Meta emphasizes the customizability of these tools, allowing developers to tailor security policies to their needs.
- Evaluation and Red Team Testing: Conducted modeling tests of the system with automated and manual adversarial probing. Developed a system called GOAT (Generative Offensive Agent Testing) 's new approach to improving test coverage and efficiency by simulating multiple rounds of interactions from moderately skilled attackers, allowing human red team experts to focus on more cutting-edge risk areas.
Addressing bias
Meta recognizes the problem of bias that is prevalent in large language models, particularly the historical tendency to favor certain positions on controversial political and social topics, which stems in part from the inherent bias of Internet training data. The goal of Llama 4 is to remove model bias so that it can understand and articulate different sides of controversial issues without bias or judgment.
Meta claims that Llama 4 has made significant progress in this area, outperforming Llama 3 and comparing favorably with the Grok Quite:
- On controversial political and social issues, the percentage of refusals to answer dropped from 7% in Llama 3.3 to less than 2%.
- The proportion of prompts that showed unequal (biased) refusals was lower than 1% for refusal responses.
- On a set of controversial political or social issues, Llama 4 exhibits a strong political orientation with a frequency of responses comparable to Grok, about half that of Llama 3.3.
Meta says it will continue to work to reduce the rate of bias in its models.
Openness, Usability and Ecosystems
Llama 4 Scout and Llama 4 Maverick are now available for download on llama.com and Hugging Face, and will be coming to all major cloud, data and edge computing partners.

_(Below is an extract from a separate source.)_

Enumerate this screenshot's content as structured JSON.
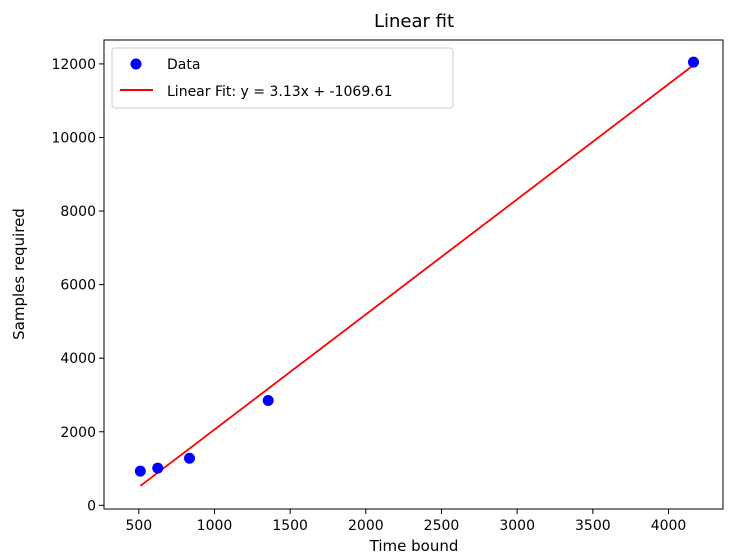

Users can also experience the Llama 4 powered by WhatsApp, Messenger, Instagram Direct, and Meta. Meta AI The
Meta has re-emphasized its commitment to an open ecosystem, believing that openness drives innovation. The release of Llama 4, in particular its MoE architecture, native multimodal capabilities, and ultra-long context windows, certainly provides powerful new tools for AI developers and researchers. However, the actual performance of these advanced models, their ease of use, the cost of fine-tuning, and the potential risks they pose while driving "personalized experiences" remain to be tested and observed. Whether the Llama 4 series will truly usher in a new era of AI led by Meta is something the market will ultimately answer. Meta has also announced that it will share more information about its vision at LlamaCon on April 29th.